Nature just took place in my yard–the real kind. If you like happy endings, read no farther.
Robins have been nesting in the hedge, and a crow reached in, ripped the nest out, and flipped it onto the lawn. The robins mobbed the crow, the crow took off, and a small bird lay helplessly on the lawn, looking baffled.
I went out to see if it was alive. It was.
The robins mobbed anything that came near it, including the towhees, who were going “What? What? WhatdidIdo?” and fleeing. They quit the field when a human came around, though.
I went inside and checked the internet. The sources said, uniformly, to leave it alone, except for one that said if I absolutely, positively had to bungle my way into the situation, I could stick nest and bird into a small berry basket and hang it back where it had been. Being a first class bungler, I went looking for a basket.

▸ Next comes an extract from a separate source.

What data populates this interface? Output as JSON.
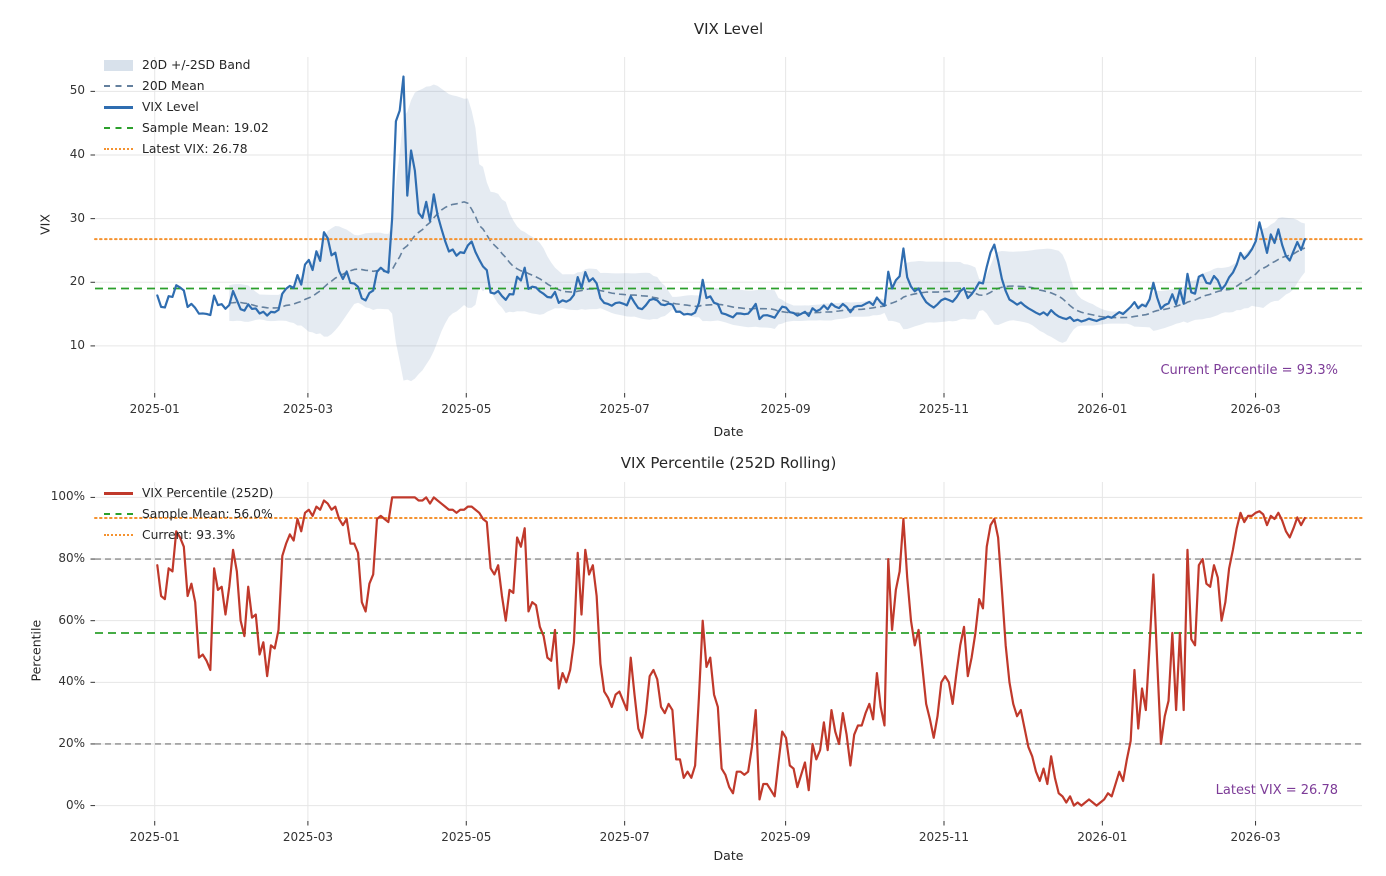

Then I heard more shrieking. I ran for the front, and the crow had returned. The robins were mobbing him like his kind would mob a hawk, but unlike the hawk, he was ignoring them.
I’ve always found crows attractive, somewhat clownish birds, I am beguiled by their high intelligence and tool-using skills, but here he was, a sleek, powerful, not-at-all amusing predator with a beak like a javelin, holding the bloody robin fledgling, who would not now be inhabiting berry baskets or anything else, except perhaps the inside of a crow.
I charged. This was bad of me. I admit that freely. I should absolutely have let nature take its course, but I wasn’t particularly thinking at the moment. Maybe I was hoping he’d drop the fledgling and it would still be alive. Mostly I think I was reacting to those dozen panicky robins who were screaming in the way that transcends species boundaries “For god’s sake, somebody do something”!
The crow, however, if he wasn’t swayed by a robin mob, was far less interested in a primate who couldn’t even fly. He took two contemptuous hops and was airborne, fledgling dangling bonelessly limp from his beak, and was gone. The robins followed, still yelling, in a tight and useless formation, and the whole lot vanished down the street and out of my vision.
Well. Better into a crow than into a stray cat. And I realize, of course, that it is not the loss of a robin that particularly bothers me–millions of young robins die yearly, and they continue to breed like arial rabbits. I could even have watched the crow eat with relative aplomb. The baby robin had all the allure of a mud pie with pointy bits.
No, it was the furious, futile assault of the other robins that was painful to watch. The crow was just a predator, and I’m just a fool with a birdfeeder, the fledgling was probably dead the minute the crow gave it a quick shake, but those poor gallant robins throwing so valiantly and uselessly at the foe was agonizing. It’s not the death that hurts to see, it’s all that wasted courage by the adults.
Their brains are tiny, and they’re wild animals, who have largely had moping selected out of them, so I doubt the robins will experience much mental anguish once the actual assault has ended. They’ll forget about it and raise another brood next year–maybe even this year, if it’s not too late in the season to start again. Hopefully they’ll pick a better nest site. And young crows somewhere will get a good meal, so they can be pleasant, clownish, tool-using birds in years to come. And the primate will have learned yet again not to get emotionally involved in nature, and will probably fail spectacularly to learn from this lesson, yet again.